Em um recorte histórico na evolução humana, o autor sustenta que as fêmeas que já haviam atingido a maturidade sexual não menstruavam: a partir da maturidade estavam grávidas ou amamentando até o fim da sua vida. Isso era garantido pelos machos que viviam com as fêmeas em bando, e, como estavam em maior número, conseguiam assediá-las fêmeas devido a sua “ação reprodutora”. No entanto, esse recorte histórico acabou evidenciando uma problemática tão antiga quanto a menstruação: a naturalização social do assédio e do tabu que envolve a sexualidade feminina.
Para Coutinho, a civilização veio para romper com o estado de selvageria do Homo sapiens: com a instituição das sociedades as mulheres têm a oportunidade de viver sem serem alvos da ação reprodutora dos homens. Ainda acrescenta que com a civilização “a liberdade sexual praticada na vida selvagem já não era permitida”, referindo-se somente à liberdade sexual masculina (1996 apud Manica, 2011, p. 32-33). De modo que a civilização representa o rompimento da fisiologia e dos comportamentos naturais da mulher, que já não passa mais sua vida adulta (período de maturidade sexual) inteira em gravidezes ou amamentando - agora seu corpo tem intervalos nos quais pode menstruar.
A partir dessa contextualização o autor começa a construir a patologização da menstruação, associando-a à infertilidade pela ausência da gravidez. As menstruações passam a representar que os ciclos férteis não estão cumprindo seu propósito natural, que é a reprodução biológica. Nesse cenário, Coutinho desenvolveu uma dicotomia entre natureza e civilização, propondo a inutilidade da menstruação pelo desacato à finalidade primordial da sexualidade e a menstruação como produto da intervenção social na “liberdade sexual” da vida selvagem.
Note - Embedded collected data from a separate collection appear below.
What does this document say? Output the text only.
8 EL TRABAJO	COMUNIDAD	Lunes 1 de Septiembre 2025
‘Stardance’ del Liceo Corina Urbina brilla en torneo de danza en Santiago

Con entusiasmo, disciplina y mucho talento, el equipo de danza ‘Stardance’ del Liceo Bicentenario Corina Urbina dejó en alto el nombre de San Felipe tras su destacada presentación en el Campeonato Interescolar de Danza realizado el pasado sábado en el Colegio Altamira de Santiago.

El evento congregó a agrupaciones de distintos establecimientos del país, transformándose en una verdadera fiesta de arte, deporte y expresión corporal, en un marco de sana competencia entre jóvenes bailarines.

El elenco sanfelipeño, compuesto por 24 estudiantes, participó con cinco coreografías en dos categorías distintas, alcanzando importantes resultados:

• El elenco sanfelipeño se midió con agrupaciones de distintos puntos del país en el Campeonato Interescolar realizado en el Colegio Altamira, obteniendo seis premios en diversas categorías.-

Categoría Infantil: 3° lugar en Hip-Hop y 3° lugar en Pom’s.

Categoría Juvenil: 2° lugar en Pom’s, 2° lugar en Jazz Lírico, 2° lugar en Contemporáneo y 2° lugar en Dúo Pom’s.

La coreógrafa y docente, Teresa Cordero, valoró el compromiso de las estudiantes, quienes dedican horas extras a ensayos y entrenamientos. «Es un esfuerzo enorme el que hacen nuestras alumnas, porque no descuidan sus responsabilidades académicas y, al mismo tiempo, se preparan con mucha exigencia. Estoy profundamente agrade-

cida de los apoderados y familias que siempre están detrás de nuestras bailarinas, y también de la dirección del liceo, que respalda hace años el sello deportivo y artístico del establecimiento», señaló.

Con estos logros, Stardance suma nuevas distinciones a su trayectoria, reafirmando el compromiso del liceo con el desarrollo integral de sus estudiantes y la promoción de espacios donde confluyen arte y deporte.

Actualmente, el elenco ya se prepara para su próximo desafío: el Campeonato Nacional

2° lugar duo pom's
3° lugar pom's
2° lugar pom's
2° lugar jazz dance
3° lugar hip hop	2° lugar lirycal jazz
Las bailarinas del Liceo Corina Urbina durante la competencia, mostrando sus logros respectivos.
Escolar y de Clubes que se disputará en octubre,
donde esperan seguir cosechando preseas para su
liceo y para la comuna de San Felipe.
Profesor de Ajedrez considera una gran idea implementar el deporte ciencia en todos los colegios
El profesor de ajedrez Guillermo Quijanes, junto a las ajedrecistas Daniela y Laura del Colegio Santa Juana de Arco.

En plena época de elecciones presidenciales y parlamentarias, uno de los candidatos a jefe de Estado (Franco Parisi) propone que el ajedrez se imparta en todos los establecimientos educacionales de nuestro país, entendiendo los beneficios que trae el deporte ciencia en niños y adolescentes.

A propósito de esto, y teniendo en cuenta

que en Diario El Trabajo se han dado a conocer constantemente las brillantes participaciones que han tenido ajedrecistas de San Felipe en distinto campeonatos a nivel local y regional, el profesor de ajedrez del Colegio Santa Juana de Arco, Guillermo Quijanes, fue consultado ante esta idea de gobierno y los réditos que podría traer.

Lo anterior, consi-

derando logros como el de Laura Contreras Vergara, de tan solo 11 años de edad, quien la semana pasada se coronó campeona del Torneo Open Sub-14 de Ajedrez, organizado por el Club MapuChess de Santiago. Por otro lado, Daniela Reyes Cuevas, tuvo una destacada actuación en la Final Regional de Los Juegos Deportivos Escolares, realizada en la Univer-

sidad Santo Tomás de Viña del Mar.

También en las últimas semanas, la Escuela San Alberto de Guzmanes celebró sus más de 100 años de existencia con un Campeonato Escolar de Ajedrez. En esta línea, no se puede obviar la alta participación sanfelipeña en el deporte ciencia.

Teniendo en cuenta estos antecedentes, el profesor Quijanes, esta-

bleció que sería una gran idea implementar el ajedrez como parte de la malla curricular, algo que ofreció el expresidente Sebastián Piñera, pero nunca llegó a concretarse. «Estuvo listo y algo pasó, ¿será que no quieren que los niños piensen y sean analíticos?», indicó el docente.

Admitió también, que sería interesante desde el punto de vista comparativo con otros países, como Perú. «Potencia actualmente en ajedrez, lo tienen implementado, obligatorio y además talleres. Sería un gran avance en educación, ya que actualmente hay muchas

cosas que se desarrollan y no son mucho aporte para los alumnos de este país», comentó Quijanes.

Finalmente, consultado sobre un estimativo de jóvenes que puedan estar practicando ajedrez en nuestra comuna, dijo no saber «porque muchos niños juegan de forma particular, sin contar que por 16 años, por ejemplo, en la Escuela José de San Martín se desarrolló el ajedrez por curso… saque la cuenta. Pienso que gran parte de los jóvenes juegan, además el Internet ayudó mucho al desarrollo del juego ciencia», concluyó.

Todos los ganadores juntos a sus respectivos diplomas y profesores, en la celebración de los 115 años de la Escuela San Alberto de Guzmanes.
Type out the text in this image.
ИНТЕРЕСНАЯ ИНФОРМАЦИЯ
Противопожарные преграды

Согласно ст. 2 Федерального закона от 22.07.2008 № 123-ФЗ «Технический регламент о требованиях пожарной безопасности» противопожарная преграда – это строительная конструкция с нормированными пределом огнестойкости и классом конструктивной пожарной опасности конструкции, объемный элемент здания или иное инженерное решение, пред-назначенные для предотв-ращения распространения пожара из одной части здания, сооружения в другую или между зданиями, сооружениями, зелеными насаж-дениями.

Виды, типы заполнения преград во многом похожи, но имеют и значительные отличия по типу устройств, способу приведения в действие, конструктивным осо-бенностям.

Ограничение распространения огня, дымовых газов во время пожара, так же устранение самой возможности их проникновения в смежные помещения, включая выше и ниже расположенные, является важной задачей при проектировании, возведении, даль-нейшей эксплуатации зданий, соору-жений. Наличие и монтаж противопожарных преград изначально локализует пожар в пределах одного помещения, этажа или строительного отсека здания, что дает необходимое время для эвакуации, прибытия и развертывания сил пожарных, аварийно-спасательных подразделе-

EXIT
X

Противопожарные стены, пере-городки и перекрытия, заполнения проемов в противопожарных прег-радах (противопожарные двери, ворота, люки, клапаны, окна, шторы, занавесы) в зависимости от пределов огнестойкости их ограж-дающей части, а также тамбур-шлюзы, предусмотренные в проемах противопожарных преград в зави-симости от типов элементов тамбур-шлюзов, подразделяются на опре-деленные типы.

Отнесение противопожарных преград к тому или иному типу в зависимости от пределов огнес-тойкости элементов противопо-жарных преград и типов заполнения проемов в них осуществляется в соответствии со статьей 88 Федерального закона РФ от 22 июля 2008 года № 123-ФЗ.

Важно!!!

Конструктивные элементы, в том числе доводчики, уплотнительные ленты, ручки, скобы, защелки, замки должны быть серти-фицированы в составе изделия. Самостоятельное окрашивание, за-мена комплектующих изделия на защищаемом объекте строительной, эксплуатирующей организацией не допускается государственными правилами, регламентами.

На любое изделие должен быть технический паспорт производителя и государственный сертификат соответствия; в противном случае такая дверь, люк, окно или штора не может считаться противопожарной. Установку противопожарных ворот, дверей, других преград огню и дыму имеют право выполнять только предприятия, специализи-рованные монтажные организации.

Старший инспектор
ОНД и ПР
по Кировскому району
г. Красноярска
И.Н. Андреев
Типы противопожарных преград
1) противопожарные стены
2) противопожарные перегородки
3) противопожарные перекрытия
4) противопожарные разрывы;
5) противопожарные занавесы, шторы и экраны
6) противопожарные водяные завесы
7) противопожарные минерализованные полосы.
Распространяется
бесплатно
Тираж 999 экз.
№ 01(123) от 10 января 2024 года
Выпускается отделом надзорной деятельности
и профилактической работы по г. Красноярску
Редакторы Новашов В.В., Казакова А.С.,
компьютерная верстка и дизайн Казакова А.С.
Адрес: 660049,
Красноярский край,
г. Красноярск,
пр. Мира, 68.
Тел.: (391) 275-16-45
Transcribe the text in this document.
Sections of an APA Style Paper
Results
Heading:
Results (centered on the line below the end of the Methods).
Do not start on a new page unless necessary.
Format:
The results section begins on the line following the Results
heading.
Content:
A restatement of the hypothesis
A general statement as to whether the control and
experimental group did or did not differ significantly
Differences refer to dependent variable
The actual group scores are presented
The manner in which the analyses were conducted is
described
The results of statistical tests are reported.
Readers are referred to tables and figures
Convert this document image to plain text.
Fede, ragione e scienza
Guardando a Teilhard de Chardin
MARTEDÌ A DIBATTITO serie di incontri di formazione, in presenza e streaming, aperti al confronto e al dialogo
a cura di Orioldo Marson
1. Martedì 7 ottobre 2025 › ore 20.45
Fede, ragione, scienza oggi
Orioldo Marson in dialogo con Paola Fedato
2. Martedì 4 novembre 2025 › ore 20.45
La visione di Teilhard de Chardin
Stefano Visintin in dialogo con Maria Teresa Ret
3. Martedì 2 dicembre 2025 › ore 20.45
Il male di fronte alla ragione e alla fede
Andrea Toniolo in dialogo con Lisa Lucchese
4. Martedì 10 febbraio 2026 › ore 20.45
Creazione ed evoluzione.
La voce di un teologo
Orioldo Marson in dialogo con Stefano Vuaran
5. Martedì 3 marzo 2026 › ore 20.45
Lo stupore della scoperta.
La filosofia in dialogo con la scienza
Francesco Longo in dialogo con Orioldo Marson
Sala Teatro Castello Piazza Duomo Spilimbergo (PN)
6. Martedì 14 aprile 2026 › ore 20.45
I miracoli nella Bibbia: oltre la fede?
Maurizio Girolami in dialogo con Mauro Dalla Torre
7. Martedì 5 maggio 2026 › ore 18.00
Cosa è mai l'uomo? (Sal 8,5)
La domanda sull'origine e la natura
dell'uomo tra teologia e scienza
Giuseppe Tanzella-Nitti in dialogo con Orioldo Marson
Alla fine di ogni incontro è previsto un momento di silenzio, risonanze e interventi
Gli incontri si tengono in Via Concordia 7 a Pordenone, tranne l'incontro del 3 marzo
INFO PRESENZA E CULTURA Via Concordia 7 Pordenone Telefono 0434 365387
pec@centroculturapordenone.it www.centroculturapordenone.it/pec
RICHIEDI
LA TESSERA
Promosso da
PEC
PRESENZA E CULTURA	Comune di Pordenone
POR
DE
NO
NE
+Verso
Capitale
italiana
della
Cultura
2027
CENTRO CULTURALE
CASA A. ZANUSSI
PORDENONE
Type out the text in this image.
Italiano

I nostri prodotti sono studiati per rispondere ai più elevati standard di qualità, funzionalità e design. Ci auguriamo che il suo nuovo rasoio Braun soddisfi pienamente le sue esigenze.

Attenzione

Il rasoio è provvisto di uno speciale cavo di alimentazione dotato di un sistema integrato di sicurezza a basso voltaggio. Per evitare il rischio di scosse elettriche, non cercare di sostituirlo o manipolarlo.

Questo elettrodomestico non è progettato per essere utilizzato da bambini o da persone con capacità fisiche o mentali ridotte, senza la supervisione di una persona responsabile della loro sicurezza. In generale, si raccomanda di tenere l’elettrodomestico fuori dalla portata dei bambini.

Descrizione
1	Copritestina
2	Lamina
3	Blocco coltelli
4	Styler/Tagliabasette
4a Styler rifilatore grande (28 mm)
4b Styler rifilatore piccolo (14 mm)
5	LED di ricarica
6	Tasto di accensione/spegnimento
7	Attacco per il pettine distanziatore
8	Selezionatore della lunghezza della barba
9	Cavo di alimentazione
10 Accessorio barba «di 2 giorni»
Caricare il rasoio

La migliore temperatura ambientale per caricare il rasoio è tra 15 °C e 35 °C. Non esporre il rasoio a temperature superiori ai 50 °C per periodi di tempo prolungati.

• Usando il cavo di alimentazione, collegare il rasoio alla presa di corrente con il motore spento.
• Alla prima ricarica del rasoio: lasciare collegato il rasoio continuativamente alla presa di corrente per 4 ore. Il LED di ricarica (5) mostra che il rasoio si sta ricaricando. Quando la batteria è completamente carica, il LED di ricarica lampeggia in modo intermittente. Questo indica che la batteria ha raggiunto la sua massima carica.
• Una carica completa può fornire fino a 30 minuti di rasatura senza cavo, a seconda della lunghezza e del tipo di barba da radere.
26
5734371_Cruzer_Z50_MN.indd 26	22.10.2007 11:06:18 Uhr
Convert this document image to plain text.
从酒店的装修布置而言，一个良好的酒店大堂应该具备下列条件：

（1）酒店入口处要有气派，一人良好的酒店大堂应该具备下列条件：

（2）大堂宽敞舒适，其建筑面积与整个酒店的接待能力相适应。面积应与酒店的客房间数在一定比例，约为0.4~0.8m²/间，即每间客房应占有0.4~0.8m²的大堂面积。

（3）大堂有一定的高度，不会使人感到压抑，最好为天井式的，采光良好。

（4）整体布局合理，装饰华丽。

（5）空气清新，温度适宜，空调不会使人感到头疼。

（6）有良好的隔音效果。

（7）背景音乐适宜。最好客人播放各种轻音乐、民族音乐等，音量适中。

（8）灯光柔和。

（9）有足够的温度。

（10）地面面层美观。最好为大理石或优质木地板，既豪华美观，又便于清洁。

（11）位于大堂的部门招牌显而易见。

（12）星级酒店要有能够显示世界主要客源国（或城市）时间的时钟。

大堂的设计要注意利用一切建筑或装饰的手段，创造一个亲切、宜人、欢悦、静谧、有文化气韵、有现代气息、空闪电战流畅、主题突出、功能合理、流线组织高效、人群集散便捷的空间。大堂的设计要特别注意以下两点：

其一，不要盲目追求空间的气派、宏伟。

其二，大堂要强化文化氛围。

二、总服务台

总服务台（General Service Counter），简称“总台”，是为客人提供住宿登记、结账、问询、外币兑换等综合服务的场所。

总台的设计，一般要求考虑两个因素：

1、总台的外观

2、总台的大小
Nas palavras de Manica (2011, p. 223): “a ideia de inutilidade [...] remete a uma visão maquínica do corpo feminino, programado pela natureza para a produção ininterrupta de bebês”.
Embora Coutinho tenha introduzido um discurso evolucionista em parte de sua argumentação, ele argumenta que a menstruação não tem apoio teleológico (de finalidade) para acontecer. Vale ressaltar que em análises evolutivas, entende-se que a teleologia não é um ferramenta, visto que na natureza as coisas não acontecem para uma finalidade ou cumprir um propósito.
Ao decorrer de sua argumentação, Coutinho faz parecer que médicos e farmacêuticos têm o papel de reconstituir a natureza. Entretanto, vale ressaltar que a indústria farmacêutica representa uma das principais estratégias da humanidade contra os mecanismos de seleção natural e controle populacional componentes dos ecossistemas.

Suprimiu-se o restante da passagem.